Broadly speaking, conceptual metaphors have three characteristics. (1) They are vehicles for understanding our world— they structure the way we think about life experiences. (2) They only partially map reality, for they do not say everything that can be said, and consequently they constrain our understanding. For instance, the apostle Paul speaks about the Christian community as a body, but since this conceptual metaphor does not communicate all of his understanding, he also speaks of believers as a building and as a farmer’s field. (3) They are culturally constrained since not all cultures use the same conceptual metaphors to give meaning to our experiences of love, anger, success, failure or truth. 5 This means that the traditional way of understanding metaphors is wrongheaded. The assumptions made by the traditional theory are false because we erroneously think we are speaking literally when we are often using conceptual metaphors. Cognitive linguists have discovered a huge system of such metaphors by which we give meaning to our life experiences.
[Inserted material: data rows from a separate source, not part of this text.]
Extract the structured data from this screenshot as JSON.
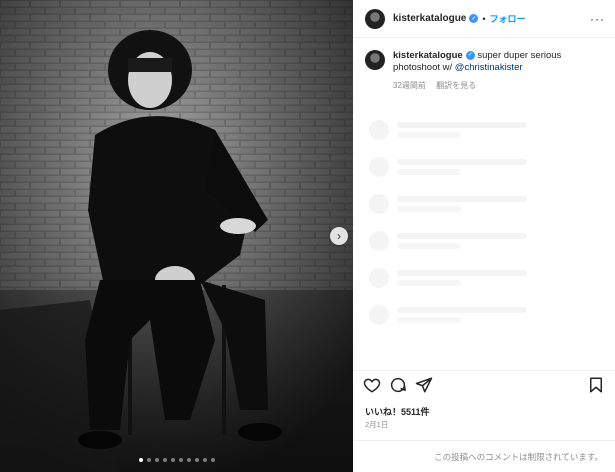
{
  "post": {
    "username": "kisterkatalogue",
    "follow_label": "フォロー",
    "separator": "•",
    "more_label": "···",
    "caption_text": "super duper serious photoshoot w/ ",
    "caption_mention": "@christinakister",
    "posted_ago": "32週間前",
    "translate_label": "翻訳を見る",
    "likes": "いいね！5511件",
    "date": "2月1日",
    "comments_restricted": "この投稿へのコメントは制限されています。"
  },
  "carousel": {
    "slide_count": 10,
    "active_slide": 1,
    "next_glyph": "›"
  },
  "icons": [
    "heart-icon",
    "comment-icon",
    "share-icon",
    "bookmark-icon",
    "verified-icon"
  ],
  "colors": {
    "accent": "#0095f6",
    "verified": "#3897f0",
    "muted": "#8e8e8e",
    "text": "#262626"
  }
}
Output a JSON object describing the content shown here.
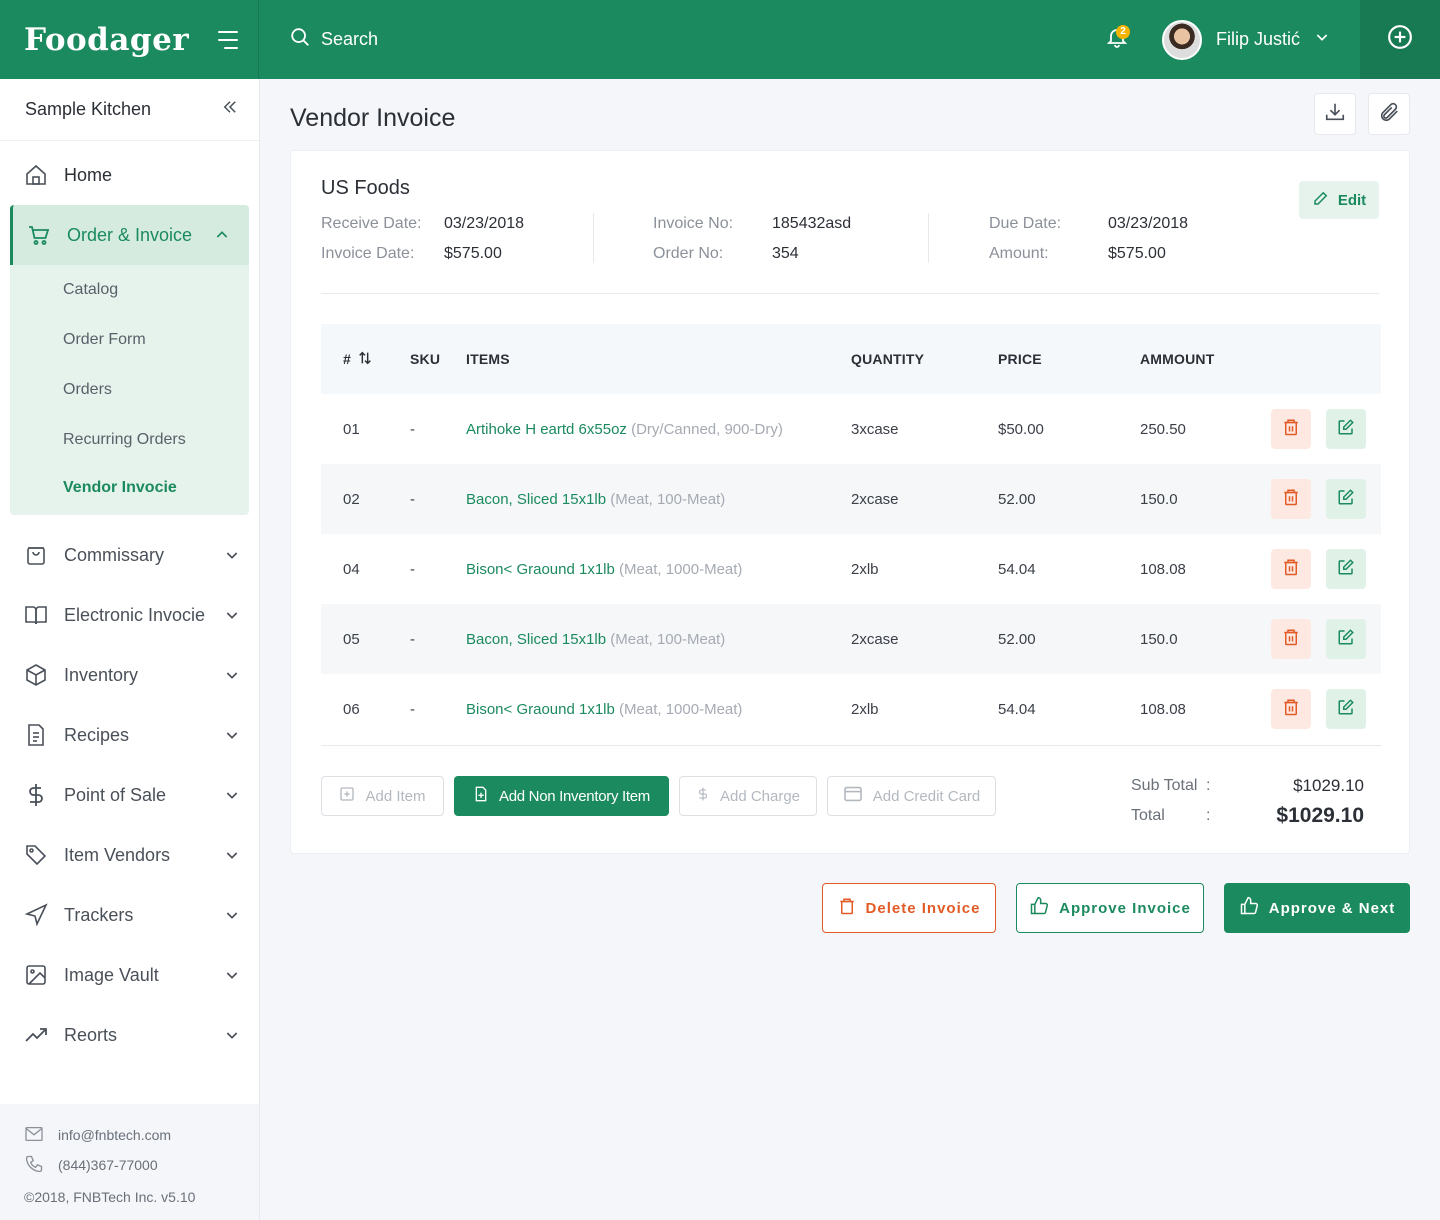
{
  "brand": {
    "name": "Foodager",
    "accent": "#1b8a5e"
  },
  "topbar": {
    "search_placeholder": "Search",
    "notification_count": "2",
    "user_name": "Filip Justić"
  },
  "sidebar": {
    "kitchen": "Sample Kitchen",
    "home": "Home",
    "group_label": "Order & Invoice",
    "sub_items": [
      "Catalog",
      "Order Form",
      "Orders",
      "Recurring Orders",
      "Vendor Invocie"
    ],
    "items": [
      "Commissary",
      "Electronic Invocie",
      "Inventory",
      "Recipes",
      "Point of Sale",
      "Item Vendors",
      "Trackers",
      "Image Vault",
      "Reorts"
    ],
    "footer": {
      "email": "info@fnbtech.com",
      "phone": "(844)367-77000",
      "copyright": "©2018, FNBTech Inc. v5.10"
    }
  },
  "page": {
    "title": "Vendor Invoice"
  },
  "invoice": {
    "vendor": "US Foods",
    "edit_label": "Edit",
    "receive_date_label": "Receive Date:",
    "receive_date": "03/23/2018",
    "invoice_date_label": "Invoice Date:",
    "invoice_date": "$575.00",
    "invoice_no_label": "Invoice No:",
    "invoice_no": "185432asd",
    "order_no_label": "Order No:",
    "order_no": "354",
    "due_date_label": "Due Date:",
    "due_date": "03/23/2018",
    "amount_label": "Amount:",
    "amount": "$575.00"
  },
  "table": {
    "headers": [
      "#",
      "SKU",
      "ITEMS",
      "QUANTITY",
      "PRICE",
      "AMMOUNT"
    ],
    "rows": [
      {
        "num": "01",
        "sku": "-",
        "item": "Artihoke H eartd 6x55oz",
        "meta": "(Dry/Canned, 900-Dry)",
        "qty": "3xcase",
        "price": "$50.00",
        "amount": "250.50"
      },
      {
        "num": "02",
        "sku": "-",
        "item": "Bacon, Sliced 15x1lb",
        "meta": "(Meat, 100-Meat)",
        "qty": "2xcase",
        "price": "52.00",
        "amount": "150.0"
      },
      {
        "num": "04",
        "sku": "-",
        "item": "Bison< Graound 1x1lb",
        "meta": "(Meat, 1000-Meat)",
        "qty": "2xlb",
        "price": "54.04",
        "amount": "108.08"
      },
      {
        "num": "05",
        "sku": "-",
        "item": "Bacon, Sliced 15x1lb",
        "meta": "(Meat, 100-Meat)",
        "qty": "2xcase",
        "price": "52.00",
        "amount": "150.0"
      },
      {
        "num": "06",
        "sku": "-",
        "item": "Bison< Graound 1x1lb",
        "meta": "(Meat, 1000-Meat)",
        "qty": "2xlb",
        "price": "54.04",
        "amount": "108.08"
      }
    ]
  },
  "actions": {
    "add_item": "Add Item",
    "add_non_inventory": "Add Non Inventory Item",
    "add_charge": "Add Charge",
    "add_credit_card": "Add Credit Card"
  },
  "totals": {
    "subtotal_label": "Sub Total",
    "subtotal": "$1029.10",
    "total_label": "Total",
    "total": "$1029.10",
    "colon": ":"
  },
  "footer_actions": {
    "delete": "Delete Invoice",
    "approve": "Approve Invoice",
    "approve_next": "Approve & Next"
  },
  "colors": {
    "primary": "#1b8a5e",
    "danger": "#e25a25",
    "warning_badge": "#f5b400"
  }
}
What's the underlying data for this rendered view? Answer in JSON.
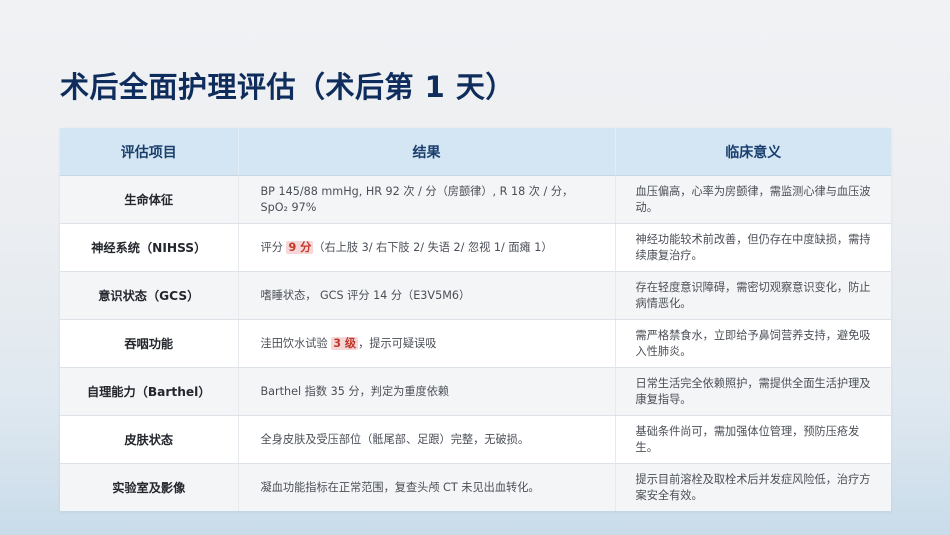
{
  "slide": {
    "title": "术后全面护理评估（术后第 1 天）"
  },
  "table": {
    "headers": [
      "评估项目",
      "结果",
      "临床意义"
    ],
    "rows": [
      {
        "item": "生命体征",
        "result_pre": "BP 145/88 mmHg, HR 92 次 / 分（房颤律）, R 18 次 / 分，SpO₂ 97%",
        "result_hl": "",
        "result_post": "",
        "meaning": "血压偏高，心率为房颤律，需监测心律与血压波动。"
      },
      {
        "item": "神经系统（NIHSS）",
        "result_pre": "评分 ",
        "result_hl": "9 分",
        "result_post": "（右上肢 3/ 右下肢 2/ 失语 2/ 忽视 1/ 面瘫 1）",
        "meaning": "神经功能较术前改善，但仍存在中度缺损，需持续康复治疗。"
      },
      {
        "item": "意识状态（GCS）",
        "result_pre": "嗜睡状态， GCS 评分  14 分（E3V5M6）",
        "result_hl": "",
        "result_post": "",
        "meaning": "存在轻度意识障碍，需密切观察意识变化，防止病情恶化。"
      },
      {
        "item": "吞咽功能",
        "result_pre": "洼田饮水试验 ",
        "result_hl": "3 级",
        "result_post": "，提示可疑误吸",
        "meaning": "需严格禁食水，立即给予鼻饲营养支持，避免吸入性肺炎。"
      },
      {
        "item": "自理能力（Barthel）",
        "result_pre": "Barthel 指数  35 分，判定为重度依赖",
        "result_hl": "",
        "result_post": "",
        "meaning": "日常生活完全依赖照护，需提供全面生活护理及康复指导。"
      },
      {
        "item": "皮肤状态",
        "result_pre": "全身皮肤及受压部位（骶尾部、足跟）完整，无破损。",
        "result_hl": "",
        "result_post": "",
        "meaning": "基础条件尚可，需加强体位管理，预防压疮发生。"
      },
      {
        "item": "实验室及影像",
        "result_pre": "凝血功能指标在正常范围，复查头颅 CT 未见出血转化。",
        "result_hl": "",
        "result_post": "",
        "meaning": "提示目前溶栓及取栓术后并发症风险低，治疗方案安全有效。"
      }
    ]
  },
  "colors": {
    "title": "#0f2d5c",
    "header_bg": "#d4e6f3",
    "header_text": "#1a3e6e",
    "highlight_bg": "#f6d6d6",
    "highlight_text": "#c0392b"
  }
}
In the words of George Lakoff, a preeminent proponent of conceptual metaphor theory: “It is a system of metaphor that structures our everyday conceptual system, including most abstract concepts, and that lies behind much of everyday language. The discovery of the enormous metaphor system has destroyed the traditional literal-figurative distinction, since the term ‘literal,’ as used in defining the traditional distinction, carries with it all those false assumptions.”

Sanders, John. The God Who Risks: A Theology of Divine Providence (p. 20). InterVarsity Press. Kindle Edition.